Currently, Ferniany is working with a consortium that includes leaders from the Blue Cross Blue Shield of Alabama and the Alabama Hospital Association as well as the State Commissioner of Medicaid and the Alabama Chief of Public Health to identify such a model. , he said in a telephone interview. . And CMS ‘ Access to community health and rural transformation, or CHART, the payment model piqued their interest.

Launched last August, CHART has two components: the community transformation component and the responsible care organization transformation component. In the first, CMS will select 15 organizations, including state Medicaid agencies, local public health departments, and independent practice associations, to work with participating hospitals to implement new models of care with funding. federal. The second will involve CMS selecting 20 rural-focused ACOs to receive advance payments as part of joining Medicare’s shared savings program.

UAB Health System has applied for the model and is expecting CMS to announce participants in the fall of this year.

“Global budgeting like in Pennsylvania or Maryland, or the CHART model, [are] much better ways for rural hospitals [to get paid than fee-for-service],” he said.

Obstacles to implementation
While these payment models point to an innovative future in rural health care, it is important to remember that they come with their own challenges.

From a payer’s perspective, while a funding pool or a global budget can help rural hospitals survive, a major hurdle is the accountability factor, said Von Nguyen, senior vice president and chief medical officer of Durham. . North Carolina Blue Cross and Blue Shield, during a telephone interview.

A member who purchases a Blue Cross plan is entitled to a particular set of services, which may be different from those offered by a competitor. It is up to each payer to be responsible for the care they have promised to their members when they collectively decide what basic services will be funded by the pool, he said.

“You [may] lose that responsibility when you really pool the funds, ”he added.

Member accountability aside, Nguyen believes that not all hospitals are ready for some value-based models, including those that involve capitation payments like the pooled funding system.

“It takes a lot of skill to manage a patient in a capitalized model because you get [a certain amount of money on the front end] and if you have to provide services and it costs more than what you get in the capitation payment, the hospital is responsible for that – so it’s quite risky, ”Nguyen said.

Risk management is a capability that hospitals need to develop, and rural facilities may struggle with this. This is where companies like Kansas City, Missouri Health Caravan Come in.

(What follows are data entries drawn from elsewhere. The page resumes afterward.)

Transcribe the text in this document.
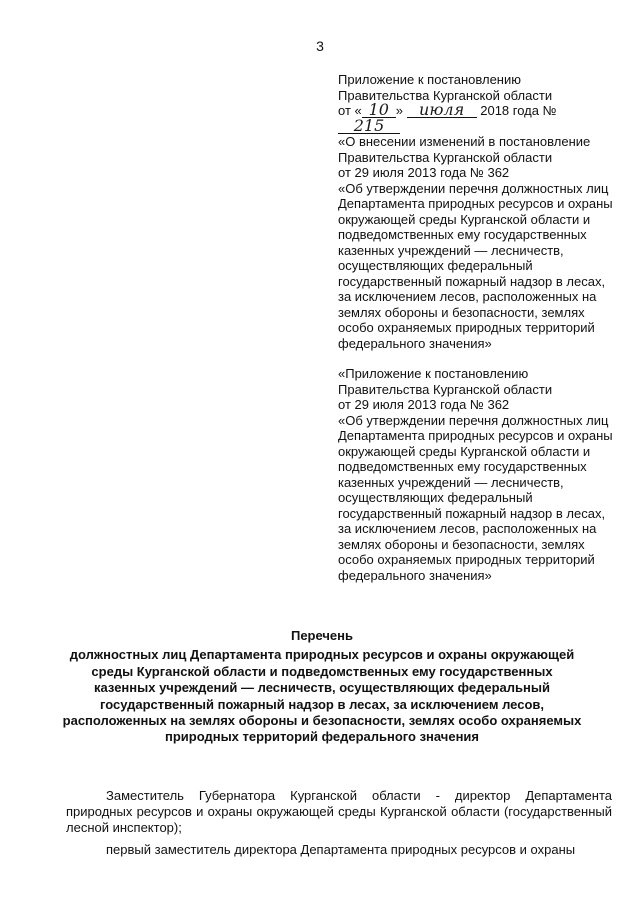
3

Приложение к постановлению

Правительства Курганской области

от « 10 » июля 2018 года № 215

«О внесении изменений в постановление Правительства Курганской области

от 29 июля 2013 года № 362

«Об утверждении перечня должностных лиц Департамента природных ресурсов и охраны окружающей среды Курганской области и подведомственных ему государственных казенных учреждений — лесничеств, осуществляющих федеральный государственный пожарный надзор в лесах, за исключением лесов, расположенных на землях обороны и безопасности, землях особо охраняемых природных территорий федерального значения»

«Приложение к постановлению

Правительства Курганской области

от 29 июля 2013 года № 362

«Об утверждении перечня должностных лиц Департамента природных ресурсов и охраны окружающей среды Курганской области и подведомственных ему государственных казенных учреждений — лесничеств, осуществляющих федеральный государственный пожарный надзор в лесах, за исключением лесов, расположенных на землях обороны и безопасности, землях особо охраняемых природных территорий федерального значения»

Перечень

должностных лиц Департамента природных ресурсов и охраны окружающей среды Курганской области и подведомственных ему государственных казенных учреждений — лесничеств, осуществляющих федеральный государственный пожарный надзор в лесах, за исключением лесов, расположенных на землях обороны и безопасности, землях особо охраняемых природных территорий федерального значения

Заместитель Губернатора Курганской области - директор Департамента природных ресурсов и охраны окружающей среды Курганской области (государственный лесной инспектор);

первый заместитель директора Департамента природных ресурсов и охраны
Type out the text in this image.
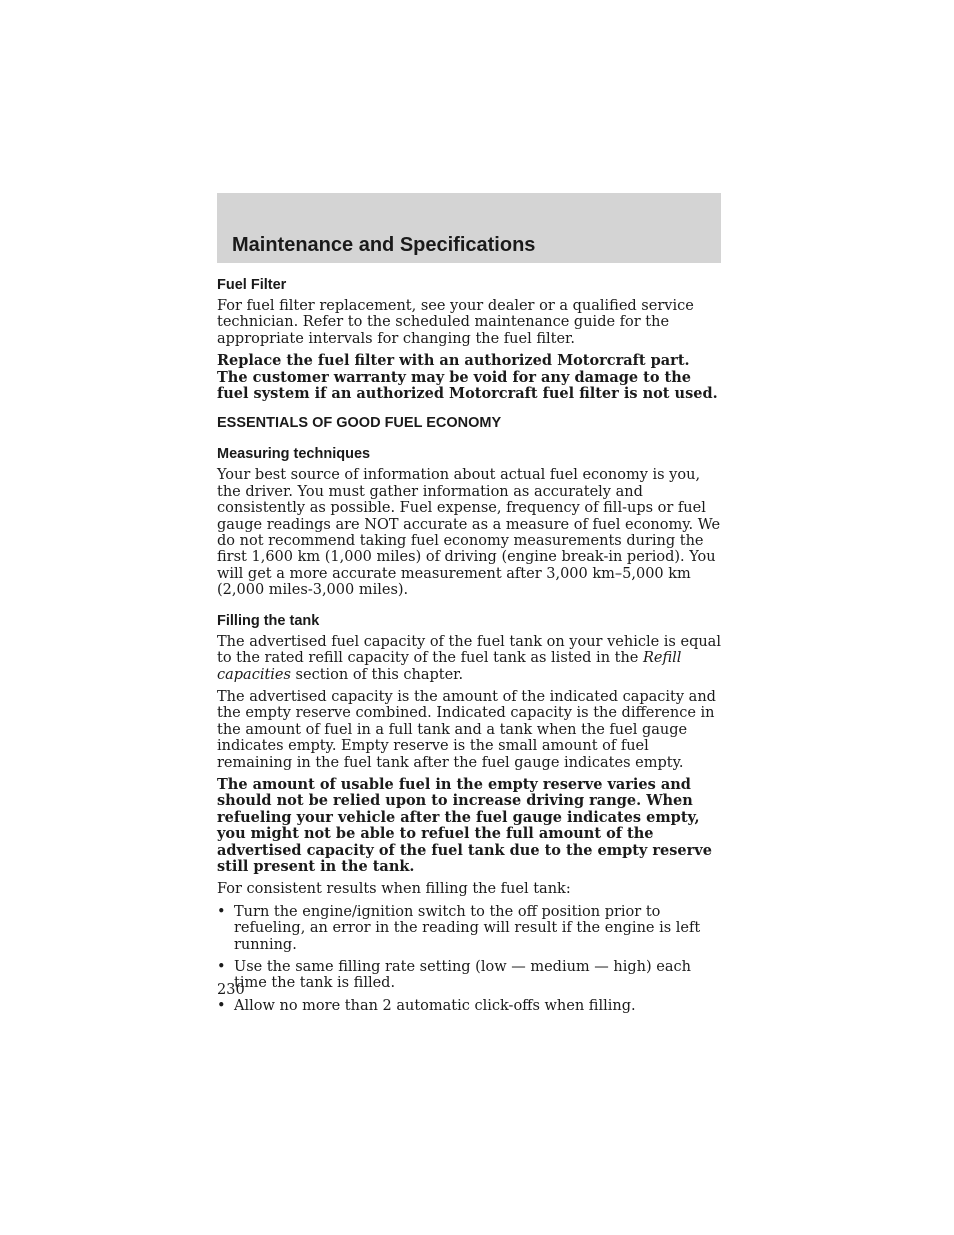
Maintenance and Specifications
Fuel Filter

For fuel filter replacement, see your dealer or a qualified service technician. Refer to the scheduled maintenance guide for the appropriate intervals for changing the fuel filter.

Replace the fuel filter with an authorized Motorcraft part. The customer warranty may be void for any damage to the fuel system if an authorized Motorcraft fuel filter is not used.

ESSENTIALS OF GOOD FUEL ECONOMY
Measuring techniques

Your best source of information about actual fuel economy is you, the driver. You must gather information as accurately and consistently as possible. Fuel expense, frequency of fill-ups or fuel gauge readings are NOT accurate as a measure of fuel economy. We do not recommend taking fuel economy measurements during the first 1,600 km (1,000 miles) of driving (engine break-in period). You will get a more accurate measurement after 3,000 km–5,000 km (2,000 miles-3,000 miles).

Filling the tank

The advertised fuel capacity of the fuel tank on your vehicle is equal to the rated refill capacity of the fuel tank as listed in the Refill capacities section of this chapter.

The advertised capacity is the amount of the indicated capacity and the empty reserve combined. Indicated capacity is the difference in the amount of fuel in a full tank and a tank when the fuel gauge indicates empty. Empty reserve is the small amount of fuel remaining in the fuel tank after the fuel gauge indicates empty.

The amount of usable fuel in the empty reserve varies and should not be relied upon to increase driving range. When refueling your vehicle after the fuel gauge indicates empty, you might not be able to refuel the full amount of the advertised capacity of the fuel tank due to the empty reserve still present in the tank.

For consistent results when filling the fuel tank:

• Turn the engine/ignition switch to the off position prior to refueling, an error in the reading will result if the engine is left running.
• Use the same filling rate setting (low — medium — high) each time the tank is filled.
• Allow no more than 2 automatic click-offs when filling.
230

The public-private funding pool model is a great idea in theory, but rural providers are struggling to take advantage of innovative new strategies, said Tim Gronniger, president and CEO of Caravan Health.

Caravan supports rural facilities and those that disproportionately serve a low-income population to implement and operate value-based models of care.

“We bring them technology, we bring them expertise and coaching, and we become partners with them and share the risk of these contracts,” Gronniger said in a telephone interview.

Another source of struggle for providers and payers in this model is alignment, said Slabach of the National Rural Health Association.

Bringing together different stakeholders with varying interests and finding common ground can be difficult, especially when it comes to funding. It can take an unprecedented level of collaboration for everyone in the room to agree to the same terms when it comes to cost and quality metrics, he said.

But if executed as planned, the model and its different versions could transform the way rural health care works and is financed.

For Ferniany of UAB Health System, the pooled funding model keeps the ultimate goal of the health sector at the forefront: caring for the general public.

“I used to think of health care as a right,” he said. “Now I see it as a public good. It must be accessible to all, just as drinking water is a public good … And if we start to think about [healthcare] as a public good, [we] will pay for it in a way that benefits the public.